Your computation is flawed. The expansion of $\cosh{x}$ is $\sum_{j \geq 0}{\frac{x^{2j}}{(2j)!}}$, but the expansion of $e^{x^2/2}$ is $\sum_{j \geq 0}{\frac{x^{2j}}{2^j \cdot j!}}$.
So you just need to prove that $j!2^j < (2j)!$ for each $j$.
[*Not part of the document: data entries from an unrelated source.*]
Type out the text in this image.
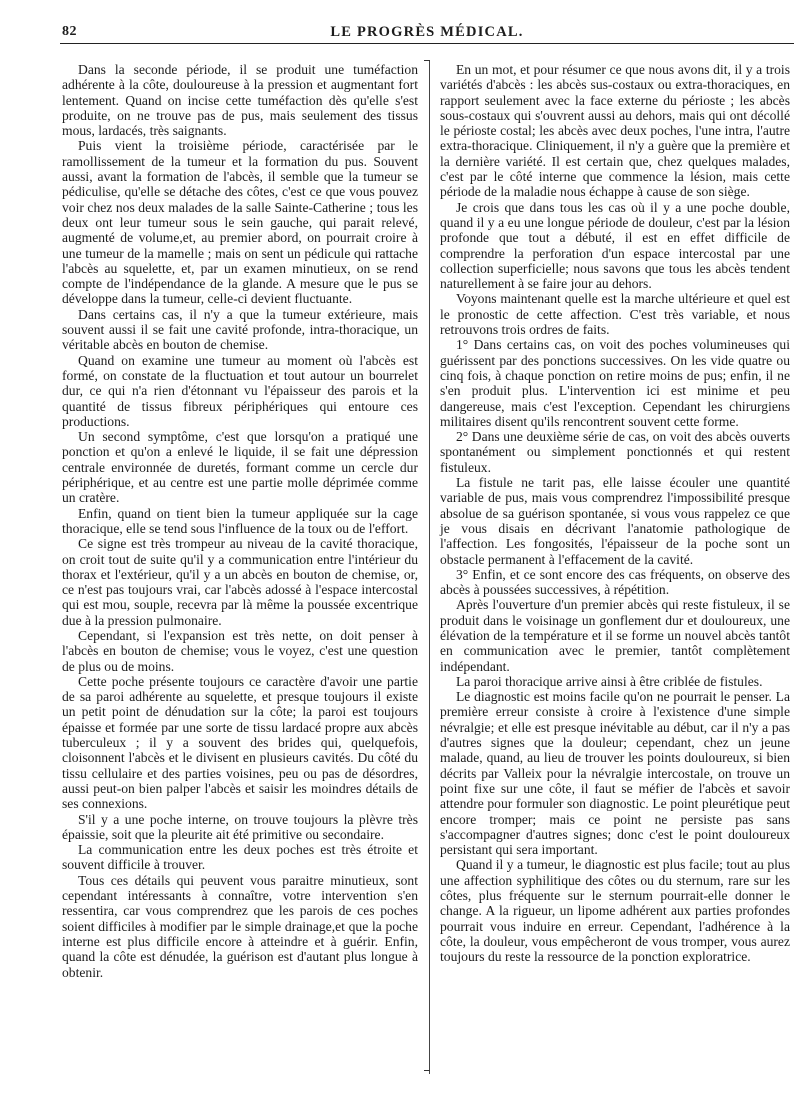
82	LE PROGRÈS MÉDICAL.

Dans la seconde période, il se produit une tuméfaction adhérente à la côte, douloureuse à la pression et augmentant fort lentement. Quand on incise cette tuméfaction dès qu'elle s'est produite, on ne trouve pas de pus, mais seulement des tissus mous, lardacés, très saignants.

Puis vient la troisième période, caractérisée par le ramollissement de la tumeur et la formation du pus. Souvent aussi, avant la formation de l'abcès, il semble que la tumeur se pédiculise, qu'elle se détache des côtes, c'est ce que vous pouvez voir chez nos deux malades de la salle Sainte-Catherine ; tous les deux ont leur tumeur sous le sein gauche, qui parait relevé, augmenté de volume,et, au premier abord, on pourrait croire à une tumeur de la mamelle ; mais on sent un pédicule qui rattache l'abcès au squelette, et, par un examen minutieux, on se rend compte de l'indépendance de la glande. A mesure que le pus se développe dans la tumeur, celle-ci devient fluctuante.

Dans certains cas, il n'y a que la tumeur extérieure, mais souvent aussi il se fait une cavité profonde, intra-thoracique, un véritable abcès en bouton de chemise.

Quand on examine une tumeur au moment où l'abcès est formé, on constate de la fluctuation et tout autour un bourrelet dur, ce qui n'a rien d'étonnant vu l'épaisseur des parois et la quantité de tissus fibreux périphériques qui entoure ces productions.

Un second symptôme, c'est que lorsqu'on a pratiqué une ponction et qu'on a enlevé le liquide, il se fait une dépression centrale environnée de duretés, formant comme un cercle dur périphérique, et au centre est une partie molle déprimée comme un cratère.

Enfin, quand on tient bien la tumeur appliquée sur la cage thoracique, elle se tend sous l'influence de la toux ou de l'effort.

Ce signe est très trompeur au niveau de la cavité thoracique, on croit tout de suite qu'il y a communication entre l'intérieur du thorax et l'extérieur, qu'il y a un abcès en bouton de chemise, or, ce n'est pas toujours vrai, car l'abcès adossé à l'espace intercostal qui est mou, souple, recevra par là même la poussée excentrique due à la pression pulmonaire.

Cependant, si l'expansion est très nette, on doit penser à l'abcès en bouton de chemise; vous le voyez, c'est une question de plus ou de moins.

Cette poche présente toujours ce caractère d'avoir une partie de sa paroi adhérente au squelette, et presque toujours il existe un petit point de dénudation sur la côte; la paroi est toujours épaisse et formée par une sorte de tissu lardacé propre aux abcès tuberculeux ; il y a souvent des brides qui, quelquefois, cloisonnent l'abcès et le divisent en plusieurs cavités. Du côté du tissu cellulaire et des parties voisines, peu ou pas de désordres, aussi peut-on bien palper l'abcès et saisir les moindres détails de ses connexions.

S'il y a une poche interne, on trouve toujours la plèvre très épaissie, soit que la pleurite ait été primitive ou secondaire.

La communication entre les deux poches est très étroite et souvent difficile à trouver.

Tous ces détails qui peuvent vous paraitre minutieux, sont cependant intéressants à connaître, votre intervention s'en ressentira, car vous comprendrez que les parois de ces poches soient difficiles à modifier par le simple drainage,et que la poche interne est plus difficile encore à atteindre et à guérir. Enfin, quand la côte est dénudée, la guérison est d'autant plus longue à obtenir.

En un mot, et pour résumer ce que nous avons dit, il y a trois variétés d'abcès : les abcès sus-costaux ou extra-thoraciques, en rapport seulement avec la face externe du périoste ; les abcès sous-costaux qui s'ouvrent aussi au dehors, mais qui ont décollé le périoste costal; les abcès avec deux poches, l'une intra, l'autre extra-thoracique. Cliniquement, il n'y a guère que la première et la dernière variété. Il est certain que, chez quelques malades, c'est par le côté interne que commence la lésion, mais cette période de la maladie nous échappe à cause de son siège.

Je crois que dans tous les cas où il y a une poche double, quand il y a eu une longue période de douleur, c'est par la lésion profonde que tout a débuté, il est en effet difficile de comprendre la perforation d'un espace intercostal par une collection superficielle; nous savons que tous les abcès tendent naturellement à se faire jour au dehors.

Voyons maintenant quelle est la marche ultérieure et quel est le pronostic de cette affection. C'est très variable, et nous retrouvons trois ordres de faits.

1° Dans certains cas, on voit des poches volumineuses qui guérissent par des ponctions successives. On les vide quatre ou cinq fois, à chaque ponction on retire moins de pus; enfin, il ne s'en produit plus. L'intervention ici est minime et peu dangereuse, mais c'est l'exception. Cependant les chirurgiens militaires disent qu'ils rencontrent souvent cette forme.

2° Dans une deuxième série de cas, on voit des abcès ouverts spontanément ou simplement ponctionnés et qui restent fistuleux.

La fistule ne tarit pas, elle laisse écouler une quantité variable de pus, mais vous comprendrez l'impossibilité presque absolue de sa guérison spontanée, si vous vous rappelez ce que je vous disais en décrivant l'anatomie pathologique de l'affection. Les fongosités, l'épaisseur de la poche sont un obstacle permanent à l'effacement de la cavité.

3° Enfin, et ce sont encore des cas fréquents, on observe des abcès à poussées successives, à répétition.

Après l'ouverture d'un premier abcès qui reste fistuleux, il se produit dans le voisinage un gonflement dur et douloureux, une élévation de la température et il se forme un nouvel abcès tantôt en communication avec le premier, tantôt complètement indépendant.

La paroi thoracique arrive ainsi à être criblée de fistules.

Le diagnostic est moins facile qu'on ne pourrait le penser. La première erreur consiste à croire à l'existence d'une simple névralgie; et elle est presque inévitable au début, car il n'y a pas d'autres signes que la douleur; cependant, chez un jeune malade, quand, au lieu de trouver les points douloureux, si bien décrits par Valleix pour la névralgie intercostale, on trouve un point fixe sur une côte, il faut se méfier de l'abcès et savoir attendre pour formuler son diagnostic. Le point pleurétique peut encore tromper; mais ce point ne persiste pas sans s'accompagner d'autres signes; donc c'est le point douloureux persistant qui sera important.

Quand il y a tumeur, le diagnostic est plus facile; tout au plus une affection syphilitique des côtes ou du sternum, rare sur les côtes, plus fréquente sur le sternum pourrait-elle donner le change. A la rigueur, un lipome adhérent aux parties profondes pourrait vous induire en erreur. Cependant, l'adhérence à la côte, la douleur, vous empêcheront de vous tromper, vous aurez toujours du reste la ressource de la ponction exploratrice.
Let $f(x)=\frac{x^2}{2}-\ln\frac{e^x+e^{-x}}{2}.$
Since $f$ is an even function, it's enough to prove that $f(x)\geq0$ for $x\geq0.$
We see that $$f'(x)=x-\frac{e^x-e^{-x}}{e^x+e^{-x}}$$ and $$f''(x)=1-\frac{(e^x+e^{-x})^2-(e^x-e^{-x})^2}{(e^x+e^{-x})^2}=\frac{(e^x-e^{-x})^2}{(e^x+e^{-x})^2}\geq0.$$ Id est, $$f'(x)\geq f'(0)=0,$$ $$f(x)\geq f(0)=0$$ and we are done!